REPUBLIKA.CO.ID, JAKARTA -- Guna mengungkap kasus vaksin palsu yang sudah beredar sekitar 13 tahun, Komisi IX DPR membentuk Panja Pengawasan Obat dan Vaksin Palsu. Panja tersebut akan bekerja selama tiga bulan dengan mengundang nara sumber dari lembaga-lembaga terkait.
"Itu untuk mengungkap berbagai sisi vaksin palsu," kata Dede Yusuf pada diskusi "Dialektika Demokrasi: Vaksin Palsu" di Gedung MPR/DPR/DPD RI, Jakarta, Kamis (21/7).

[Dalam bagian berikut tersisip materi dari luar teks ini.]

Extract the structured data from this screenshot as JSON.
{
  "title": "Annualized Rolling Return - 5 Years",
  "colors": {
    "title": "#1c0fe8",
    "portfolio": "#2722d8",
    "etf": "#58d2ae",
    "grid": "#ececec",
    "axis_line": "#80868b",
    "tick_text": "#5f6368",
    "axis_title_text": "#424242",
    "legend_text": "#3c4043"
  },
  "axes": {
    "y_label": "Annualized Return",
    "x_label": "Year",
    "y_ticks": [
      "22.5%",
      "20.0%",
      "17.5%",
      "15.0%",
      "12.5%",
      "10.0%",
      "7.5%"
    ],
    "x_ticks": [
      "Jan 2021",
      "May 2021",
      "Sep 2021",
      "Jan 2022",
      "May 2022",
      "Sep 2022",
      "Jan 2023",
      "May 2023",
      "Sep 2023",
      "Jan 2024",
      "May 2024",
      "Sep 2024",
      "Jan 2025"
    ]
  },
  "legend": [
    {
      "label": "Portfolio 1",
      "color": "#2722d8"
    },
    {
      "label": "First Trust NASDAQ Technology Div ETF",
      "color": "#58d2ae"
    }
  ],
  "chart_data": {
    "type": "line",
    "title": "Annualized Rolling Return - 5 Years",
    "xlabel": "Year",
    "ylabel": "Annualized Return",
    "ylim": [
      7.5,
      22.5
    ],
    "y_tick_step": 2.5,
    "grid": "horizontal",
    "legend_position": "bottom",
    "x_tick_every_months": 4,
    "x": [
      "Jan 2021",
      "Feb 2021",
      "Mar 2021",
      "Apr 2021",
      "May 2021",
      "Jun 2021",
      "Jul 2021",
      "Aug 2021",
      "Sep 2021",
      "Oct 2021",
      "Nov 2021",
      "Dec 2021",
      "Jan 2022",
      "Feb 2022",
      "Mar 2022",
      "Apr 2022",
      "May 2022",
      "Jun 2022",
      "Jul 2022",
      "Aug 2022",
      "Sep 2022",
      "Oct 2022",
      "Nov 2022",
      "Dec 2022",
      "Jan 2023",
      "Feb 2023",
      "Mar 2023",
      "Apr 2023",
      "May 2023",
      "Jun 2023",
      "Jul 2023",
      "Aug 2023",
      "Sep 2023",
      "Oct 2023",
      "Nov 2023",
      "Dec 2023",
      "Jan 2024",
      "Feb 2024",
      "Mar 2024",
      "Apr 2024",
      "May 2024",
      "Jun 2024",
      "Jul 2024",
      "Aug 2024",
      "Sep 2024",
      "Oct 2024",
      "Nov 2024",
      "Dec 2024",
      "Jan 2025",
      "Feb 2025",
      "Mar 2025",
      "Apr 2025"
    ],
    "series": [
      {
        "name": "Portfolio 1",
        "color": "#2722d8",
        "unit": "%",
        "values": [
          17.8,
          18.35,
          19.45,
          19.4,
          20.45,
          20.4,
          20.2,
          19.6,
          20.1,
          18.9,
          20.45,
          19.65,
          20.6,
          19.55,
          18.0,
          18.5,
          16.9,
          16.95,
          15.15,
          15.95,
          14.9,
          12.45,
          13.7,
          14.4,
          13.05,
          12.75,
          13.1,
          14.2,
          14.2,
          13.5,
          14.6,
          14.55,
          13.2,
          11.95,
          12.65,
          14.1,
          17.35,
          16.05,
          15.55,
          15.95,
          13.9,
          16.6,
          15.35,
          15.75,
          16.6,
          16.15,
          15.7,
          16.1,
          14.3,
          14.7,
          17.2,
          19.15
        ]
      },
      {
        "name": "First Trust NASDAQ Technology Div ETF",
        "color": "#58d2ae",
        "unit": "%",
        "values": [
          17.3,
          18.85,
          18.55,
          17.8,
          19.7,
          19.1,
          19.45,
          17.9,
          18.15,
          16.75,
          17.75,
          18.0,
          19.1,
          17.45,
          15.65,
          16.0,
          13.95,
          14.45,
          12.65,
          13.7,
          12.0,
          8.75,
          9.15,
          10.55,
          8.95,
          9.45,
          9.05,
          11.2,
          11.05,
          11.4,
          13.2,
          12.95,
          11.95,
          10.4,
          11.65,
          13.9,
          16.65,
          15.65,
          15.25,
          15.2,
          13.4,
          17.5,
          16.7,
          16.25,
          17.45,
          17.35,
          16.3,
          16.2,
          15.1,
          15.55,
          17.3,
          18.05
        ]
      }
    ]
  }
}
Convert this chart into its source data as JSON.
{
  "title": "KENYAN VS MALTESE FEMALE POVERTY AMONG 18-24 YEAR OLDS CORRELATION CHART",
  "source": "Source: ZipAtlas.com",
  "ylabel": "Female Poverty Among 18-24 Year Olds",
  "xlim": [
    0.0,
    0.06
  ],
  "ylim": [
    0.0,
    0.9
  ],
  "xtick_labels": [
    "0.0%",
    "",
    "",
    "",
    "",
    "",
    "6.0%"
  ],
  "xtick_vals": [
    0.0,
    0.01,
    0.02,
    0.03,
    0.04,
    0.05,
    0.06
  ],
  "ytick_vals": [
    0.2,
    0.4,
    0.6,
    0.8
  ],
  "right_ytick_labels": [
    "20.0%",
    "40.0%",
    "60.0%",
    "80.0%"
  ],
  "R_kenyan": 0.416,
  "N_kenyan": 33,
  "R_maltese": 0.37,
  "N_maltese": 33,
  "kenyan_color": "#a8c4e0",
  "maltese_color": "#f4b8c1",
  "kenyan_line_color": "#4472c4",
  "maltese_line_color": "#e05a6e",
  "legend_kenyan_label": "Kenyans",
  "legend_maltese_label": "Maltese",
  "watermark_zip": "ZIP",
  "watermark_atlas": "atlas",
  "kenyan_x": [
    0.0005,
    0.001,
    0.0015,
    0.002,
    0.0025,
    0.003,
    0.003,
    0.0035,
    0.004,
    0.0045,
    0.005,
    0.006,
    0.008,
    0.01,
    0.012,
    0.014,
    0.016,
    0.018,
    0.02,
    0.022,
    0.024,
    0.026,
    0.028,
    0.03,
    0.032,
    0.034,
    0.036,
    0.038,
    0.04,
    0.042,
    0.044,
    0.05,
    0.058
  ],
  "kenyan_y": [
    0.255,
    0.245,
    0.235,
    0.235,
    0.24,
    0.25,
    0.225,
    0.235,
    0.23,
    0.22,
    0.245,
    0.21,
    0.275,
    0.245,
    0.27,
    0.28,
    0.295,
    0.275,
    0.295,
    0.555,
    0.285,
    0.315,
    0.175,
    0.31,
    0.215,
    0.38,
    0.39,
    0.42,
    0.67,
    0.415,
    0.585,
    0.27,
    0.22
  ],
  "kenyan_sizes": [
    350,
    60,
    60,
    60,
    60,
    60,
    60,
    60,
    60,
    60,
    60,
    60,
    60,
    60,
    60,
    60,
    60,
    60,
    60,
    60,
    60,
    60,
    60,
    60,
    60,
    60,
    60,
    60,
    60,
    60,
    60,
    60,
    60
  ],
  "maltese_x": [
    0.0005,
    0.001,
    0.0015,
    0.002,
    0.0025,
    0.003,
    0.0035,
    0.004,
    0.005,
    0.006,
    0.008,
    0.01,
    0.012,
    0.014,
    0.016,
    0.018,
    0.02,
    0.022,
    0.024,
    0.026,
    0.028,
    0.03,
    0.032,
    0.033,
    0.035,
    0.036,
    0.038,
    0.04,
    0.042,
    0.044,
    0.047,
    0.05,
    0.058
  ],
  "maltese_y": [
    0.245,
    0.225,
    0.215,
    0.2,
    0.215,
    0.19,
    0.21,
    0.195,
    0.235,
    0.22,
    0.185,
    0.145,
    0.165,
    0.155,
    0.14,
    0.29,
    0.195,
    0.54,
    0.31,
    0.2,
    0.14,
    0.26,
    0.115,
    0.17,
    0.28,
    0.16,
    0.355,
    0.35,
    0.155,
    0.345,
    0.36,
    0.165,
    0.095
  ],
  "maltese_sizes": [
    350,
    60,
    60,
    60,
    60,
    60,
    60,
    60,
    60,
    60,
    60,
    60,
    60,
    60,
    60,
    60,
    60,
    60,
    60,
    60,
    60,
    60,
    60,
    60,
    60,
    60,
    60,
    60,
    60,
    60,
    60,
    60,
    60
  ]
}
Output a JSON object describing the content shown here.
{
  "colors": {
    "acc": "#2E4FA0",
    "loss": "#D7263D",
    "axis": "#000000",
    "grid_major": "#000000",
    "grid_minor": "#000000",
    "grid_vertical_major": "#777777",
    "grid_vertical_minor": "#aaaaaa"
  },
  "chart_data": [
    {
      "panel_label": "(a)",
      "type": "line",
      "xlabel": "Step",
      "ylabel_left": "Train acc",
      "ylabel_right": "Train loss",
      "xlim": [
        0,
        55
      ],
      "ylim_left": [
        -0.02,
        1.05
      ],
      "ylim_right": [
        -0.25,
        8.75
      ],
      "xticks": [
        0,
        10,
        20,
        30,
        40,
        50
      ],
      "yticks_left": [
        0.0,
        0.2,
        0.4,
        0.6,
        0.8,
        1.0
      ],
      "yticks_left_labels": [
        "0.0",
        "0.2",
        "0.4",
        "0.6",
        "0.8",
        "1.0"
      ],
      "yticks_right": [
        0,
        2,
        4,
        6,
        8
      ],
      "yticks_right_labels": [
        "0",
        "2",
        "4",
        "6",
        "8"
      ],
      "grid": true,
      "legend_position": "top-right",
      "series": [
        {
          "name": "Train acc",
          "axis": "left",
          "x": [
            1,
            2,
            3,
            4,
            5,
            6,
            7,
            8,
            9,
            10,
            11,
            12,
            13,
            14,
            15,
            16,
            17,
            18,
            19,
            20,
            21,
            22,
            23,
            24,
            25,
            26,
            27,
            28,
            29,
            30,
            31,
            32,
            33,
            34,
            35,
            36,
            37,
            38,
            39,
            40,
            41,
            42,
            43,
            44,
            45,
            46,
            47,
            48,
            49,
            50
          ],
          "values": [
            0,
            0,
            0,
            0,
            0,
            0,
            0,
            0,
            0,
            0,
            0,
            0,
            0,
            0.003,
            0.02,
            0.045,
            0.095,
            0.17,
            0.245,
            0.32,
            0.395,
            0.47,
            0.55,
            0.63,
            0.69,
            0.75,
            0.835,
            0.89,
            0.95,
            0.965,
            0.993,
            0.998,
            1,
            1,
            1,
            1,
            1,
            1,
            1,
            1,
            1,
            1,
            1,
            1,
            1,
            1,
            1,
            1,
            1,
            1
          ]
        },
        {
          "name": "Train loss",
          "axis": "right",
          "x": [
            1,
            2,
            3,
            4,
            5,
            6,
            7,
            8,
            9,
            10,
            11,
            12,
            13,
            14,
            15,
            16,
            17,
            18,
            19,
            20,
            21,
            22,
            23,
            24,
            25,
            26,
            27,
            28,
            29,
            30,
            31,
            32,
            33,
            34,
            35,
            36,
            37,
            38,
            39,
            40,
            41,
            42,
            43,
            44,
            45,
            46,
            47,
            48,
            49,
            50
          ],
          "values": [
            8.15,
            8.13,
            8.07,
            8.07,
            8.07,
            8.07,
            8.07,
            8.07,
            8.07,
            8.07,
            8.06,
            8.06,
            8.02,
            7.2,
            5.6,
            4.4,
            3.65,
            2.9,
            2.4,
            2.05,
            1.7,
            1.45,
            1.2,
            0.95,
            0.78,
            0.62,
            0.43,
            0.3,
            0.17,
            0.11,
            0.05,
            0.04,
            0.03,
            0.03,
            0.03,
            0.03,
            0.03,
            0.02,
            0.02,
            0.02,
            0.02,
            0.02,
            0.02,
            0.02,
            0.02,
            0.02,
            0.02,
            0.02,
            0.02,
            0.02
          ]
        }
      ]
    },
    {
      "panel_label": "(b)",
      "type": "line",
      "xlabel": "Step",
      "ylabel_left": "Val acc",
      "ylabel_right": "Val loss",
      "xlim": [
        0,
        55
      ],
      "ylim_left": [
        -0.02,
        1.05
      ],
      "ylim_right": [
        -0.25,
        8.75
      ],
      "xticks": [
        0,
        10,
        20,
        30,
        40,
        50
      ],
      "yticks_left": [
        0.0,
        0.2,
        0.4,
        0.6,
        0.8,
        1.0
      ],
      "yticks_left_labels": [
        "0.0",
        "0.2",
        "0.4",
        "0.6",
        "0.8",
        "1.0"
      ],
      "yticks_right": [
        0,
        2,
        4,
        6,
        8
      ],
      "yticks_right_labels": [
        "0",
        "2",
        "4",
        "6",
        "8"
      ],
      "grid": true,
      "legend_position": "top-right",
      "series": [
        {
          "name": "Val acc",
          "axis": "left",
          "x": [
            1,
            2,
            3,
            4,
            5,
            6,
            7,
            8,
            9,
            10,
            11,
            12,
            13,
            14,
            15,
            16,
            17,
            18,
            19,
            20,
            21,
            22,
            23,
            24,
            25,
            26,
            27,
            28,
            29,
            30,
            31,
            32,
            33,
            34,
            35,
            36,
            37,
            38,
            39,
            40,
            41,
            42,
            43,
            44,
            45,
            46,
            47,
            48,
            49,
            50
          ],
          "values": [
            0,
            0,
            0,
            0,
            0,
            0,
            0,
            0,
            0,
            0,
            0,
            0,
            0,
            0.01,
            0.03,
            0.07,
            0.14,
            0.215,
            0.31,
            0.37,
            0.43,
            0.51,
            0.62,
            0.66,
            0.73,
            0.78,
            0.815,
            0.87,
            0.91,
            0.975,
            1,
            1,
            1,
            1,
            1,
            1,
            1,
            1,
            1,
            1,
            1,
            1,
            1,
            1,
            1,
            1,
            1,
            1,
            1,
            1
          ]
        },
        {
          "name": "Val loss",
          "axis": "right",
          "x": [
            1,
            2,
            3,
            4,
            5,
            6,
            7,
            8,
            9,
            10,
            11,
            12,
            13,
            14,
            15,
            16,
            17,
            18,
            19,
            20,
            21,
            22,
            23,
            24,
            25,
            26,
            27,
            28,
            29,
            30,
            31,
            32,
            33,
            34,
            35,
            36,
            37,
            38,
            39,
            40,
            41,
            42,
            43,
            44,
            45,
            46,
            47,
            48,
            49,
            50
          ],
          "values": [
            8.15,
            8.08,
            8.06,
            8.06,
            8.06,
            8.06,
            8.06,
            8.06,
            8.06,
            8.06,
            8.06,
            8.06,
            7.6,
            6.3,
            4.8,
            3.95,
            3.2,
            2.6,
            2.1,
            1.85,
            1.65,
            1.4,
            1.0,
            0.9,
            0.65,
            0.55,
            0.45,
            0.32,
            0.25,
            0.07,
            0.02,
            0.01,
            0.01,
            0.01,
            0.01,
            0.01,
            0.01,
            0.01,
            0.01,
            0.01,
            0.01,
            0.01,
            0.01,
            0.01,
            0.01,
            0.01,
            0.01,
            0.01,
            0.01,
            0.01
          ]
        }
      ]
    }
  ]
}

Menurut Dede Yusuf, nara sumber tersebut antara lain berasal dari Kementerian Kesehatan, Badan Pengawas Obat dan Makanan (BPOM), Badan Reskrim Polri, rumah sakit, dan pimpinan organisasi profesi dokter. Panja diharapkan dapat bekerja mengungkap apa dan bagaimana di balik peredaran vaksin palsu.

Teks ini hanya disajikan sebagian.